Arobake, the shop fueling Wellington's carb cravings.
Wellington, New Zealand
If you live in Wellington, we can almost guarantee that you have eaten bread from Arobake. Max, founder and master baker, discusses the creativity that exists in the balance of exactness and freedom in baking.
Arobake has been a staple of the community since 1989. During our time in New Zealand, people we met told us a few consistent things about this spot. People around Wellington drive across town to the shop and get their bread directly from the source. And, when a cafe has Arobake pastries, you know its high quality. Treats from this spot set the bar high in a city where cafes and coffee rule.
We were excited to learn about the story behind the iconic bakery from Master-baker and founder, Max Fuhrer. Early on a Tuesday morning, we walked down to Aro Valley, not far from the famous Holloway Road and into the unassuming bakery.
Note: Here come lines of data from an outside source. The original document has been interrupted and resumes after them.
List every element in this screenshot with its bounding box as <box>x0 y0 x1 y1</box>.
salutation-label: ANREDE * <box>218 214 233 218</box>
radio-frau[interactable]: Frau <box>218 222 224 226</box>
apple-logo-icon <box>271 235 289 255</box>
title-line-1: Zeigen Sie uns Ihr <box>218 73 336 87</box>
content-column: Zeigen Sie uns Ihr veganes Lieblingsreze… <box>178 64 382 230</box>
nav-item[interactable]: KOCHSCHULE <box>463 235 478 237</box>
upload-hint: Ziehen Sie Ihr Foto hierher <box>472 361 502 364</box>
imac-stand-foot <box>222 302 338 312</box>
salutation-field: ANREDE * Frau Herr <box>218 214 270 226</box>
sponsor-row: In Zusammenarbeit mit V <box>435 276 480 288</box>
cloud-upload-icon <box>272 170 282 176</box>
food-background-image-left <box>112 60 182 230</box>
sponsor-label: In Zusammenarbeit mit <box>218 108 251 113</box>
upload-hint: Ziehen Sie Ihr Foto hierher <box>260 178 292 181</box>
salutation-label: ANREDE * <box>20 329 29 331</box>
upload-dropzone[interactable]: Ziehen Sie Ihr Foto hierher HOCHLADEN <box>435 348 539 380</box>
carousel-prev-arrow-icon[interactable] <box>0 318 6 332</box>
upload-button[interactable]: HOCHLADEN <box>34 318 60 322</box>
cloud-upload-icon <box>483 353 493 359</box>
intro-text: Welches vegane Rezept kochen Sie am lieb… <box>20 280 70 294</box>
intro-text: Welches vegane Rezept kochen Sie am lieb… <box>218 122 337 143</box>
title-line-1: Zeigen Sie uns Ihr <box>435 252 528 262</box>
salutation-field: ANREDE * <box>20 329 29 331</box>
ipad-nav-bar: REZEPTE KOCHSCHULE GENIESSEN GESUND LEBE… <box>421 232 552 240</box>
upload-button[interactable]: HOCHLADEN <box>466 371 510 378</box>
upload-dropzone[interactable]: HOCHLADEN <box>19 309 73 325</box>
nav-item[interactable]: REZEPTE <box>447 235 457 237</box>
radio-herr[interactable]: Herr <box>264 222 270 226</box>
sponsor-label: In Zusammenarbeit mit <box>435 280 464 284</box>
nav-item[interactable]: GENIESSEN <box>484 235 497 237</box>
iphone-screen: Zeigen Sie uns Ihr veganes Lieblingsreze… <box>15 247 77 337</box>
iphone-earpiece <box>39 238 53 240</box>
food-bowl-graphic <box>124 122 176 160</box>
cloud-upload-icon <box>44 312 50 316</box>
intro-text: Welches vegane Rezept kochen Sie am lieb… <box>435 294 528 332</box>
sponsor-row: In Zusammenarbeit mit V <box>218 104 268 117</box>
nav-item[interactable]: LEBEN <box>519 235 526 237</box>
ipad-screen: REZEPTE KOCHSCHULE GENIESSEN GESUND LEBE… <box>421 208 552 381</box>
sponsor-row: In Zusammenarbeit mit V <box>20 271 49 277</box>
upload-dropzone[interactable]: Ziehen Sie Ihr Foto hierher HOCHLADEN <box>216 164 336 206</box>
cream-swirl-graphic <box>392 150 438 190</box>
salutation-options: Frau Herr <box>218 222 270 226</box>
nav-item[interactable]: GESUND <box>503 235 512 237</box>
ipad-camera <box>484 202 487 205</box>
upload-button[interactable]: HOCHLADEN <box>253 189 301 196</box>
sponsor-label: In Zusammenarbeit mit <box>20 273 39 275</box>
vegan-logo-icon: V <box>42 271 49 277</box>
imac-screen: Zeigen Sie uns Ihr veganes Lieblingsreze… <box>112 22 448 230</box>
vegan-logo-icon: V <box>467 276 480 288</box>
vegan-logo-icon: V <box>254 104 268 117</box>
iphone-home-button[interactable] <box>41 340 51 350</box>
Sitting on the patio with a cappuccino and pastry in front of each of us, we spent the morning chatting casually about Max's interest in baking, his training, and the inspiration he finds from the constraints of a recipe.
When Arobake got started in 1989, just across the street from where the bakery is today, there "was no branding ... we had these self serve cabinets that we taped closed because we didn't want people to self serve." He seemed almost shocked by the success but despite what may it looked like from the outside, word got out, and the product sold itself.
Max, born and raised in New Zealand, grew up enjoying the traditional cooking of his German mother and Swiss father. Family continues to be is very important to Max. A father to six, he lives right behind the bakery so that he can scoot back for lunch to visit with his younger kids. The older kids have all spend time working at the bakery and one of his sons now looks after the day bakery.
As a kid himself, at 13, Max and his family travelled to Europe. He remembers that it was there that he first got the idea to be a baker. Yes, at just 13 years old, he knew his calling. After high school, he started an apprenticeship with a baker in Johnsonville, further igniting his passion. After completing his hours, he studied at a trade school in Zurich and credits the time he spend there for his work ethic and attention to detail.
Max’s relaxed New Zealand training, mixed with the discipline he acquired in Switzerland seem to be a powerful combination. The delicate balance of exactness and constraints fuels the creativity in his baking.
"One leads to another. If you're in a regimented thing and everything is organized, it frees you up to be creative … it's like scales musicians do. I know the basic formula for a loaf of break: X amount of water and X amount of flour, but then you can add different things to it or you can change the fermentation process to enhance the flavor. You have those basics and you can quite easily write a bread recipe. I just made a bread with chocolate and brandy fig. It's quite crazy, when you toast it, the smell! We’re always trying to do different things."
While experimentation is important, he also made sure to clarify the importance of consistency, particularly in bread-making. “For the bakers, we expect it to be done one way. So we sell to cafes and bakeries around the city, so consistency is key." One of the challenges came as the bakery grew and he had to hire more staff. "Letting things go was hard at the beginning, but you're better off investing in people." Today, Max feels more "like a businessman now," and spend much of his time mentoring his team.
Now, if you haven’t already, go grab a cup of coffee and a pastry from this divine mecca of carbs.